Et puis, miracle. Dès l'arrivée de Khâny, la vraie histoire commence. Yoko elle-même s'en rend compte puisqu'elle nous confie : "comment ai-je pu attendre si longtemps ?". Eh oui : Khâny est, dans l'ordre chronologique de l'histoire, la première amie qu'elle ait rencontrée, mais qu'elle a un peu délaissée depuis quelques épisodes... Histoire que les relations entre les deux vieilles amies ne soient pas trop perturbées, Roger Leloup a eu deux idées de génie : d'abord, exit Rosée, qui reste en arrière avec les enfants vinéens, parce que la mission promet d'être trop dangereuse pour elle... et là je dis un peu ouf, parce que la présence de la fille adoptive de Yoko était parfois un peu envahissante. Ensuite, Emilia s'étant trouvée sa propre amie en la personne de Lâthy, on comprend qu'elles vont pouvoir mener leur propre chemin ensemble. Du coup, Yoko reste centrée avec son trio d'amis du départ : ses deux compères de toujours, Vic et Pol, et bien sûr Khâny. Excellente combine scénaristique, expédiée en quelques pages, qui permet de resserrer l'intrigue autour des personnages qui ont le meilleur potentiel.
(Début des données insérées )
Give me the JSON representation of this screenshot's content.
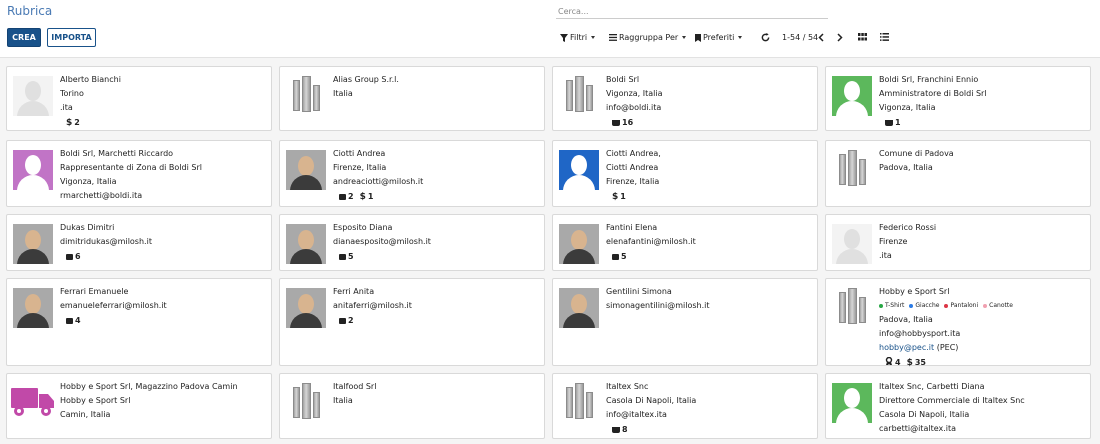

L'intrigue, parlons-en. Sans qu'elle soit très nouvelle dans le fond, je dois dire que j'attendais depuis longtemps le retour des Vinéens sur Terre, et c'est un très intéressant bonus. En dehors de quelques incertitudes sur les dates (quand donc est arrivée la deuxième équipe de Vinéens, celle qui est venue pour conquérir ?), c'est plutôt bien construit et on se laisse très volontiers prendre à cette histoire de zone interdite où un homme, émule du Guide Suprême des Trois Soleils de Vinéa, n'a rien trouvé de mieux que de se changer en "Lucifer" (au sens propre du terme) pour asseoir sa puissance sur les hommes de la Terre... Cela faisait longtemps que j'avais envie de revoir le "côté obscur" des Vinéens : voilà, c'est fait, c'est réussi, je suis content.

Comme toujours dans Yoko Tsuno, cela se termine par un happy-end, enfin, deux plutôt : d'abord parce que tout est bien qui finit bien. Mais aussi parce que Roger Leloup a réussi un album magnifique, digne des meilleurs moments de la série. Cela valait bien cinq ans de travail : bravo, et merci !

Commentaires

Efelle a dit…
Un album qui devra attendre les fêtes (il figure sur la liste de voeux de mon épouse) pour être lu.

J'aime bien aussi quand la face sombre des vinéens est mise en avant.
Ferocias a dit…
Il y a une éternité que je n'ai pas lu un volume de cette série.
La prochaine descente à la bibliothèque en sera l'occasion!
Anudar a dit…
@Efelle : j'attends de voir le compte-rendu que tu en feras :) !

@Ferocias : j'espère que tu trouveras celui-ci, c'est une vraie belle réussite...
Efelle a dit…
Je n'ai pas encore la libre disposition de l'album mais je l'ai lu...
Le flou artistique sur les dates n'est gênant que si on cogite un peu sur cette univers, c'était déjà le cas avec La lumière d'Ixo ou même des Trois Soleils de Vinéa. Disons que la technologie vinéenne dépasse l'entendement humain et les ans. :)
Un bon album en effet qui rappelle que le processus d'évacuation de la Terre par les vinéens est long.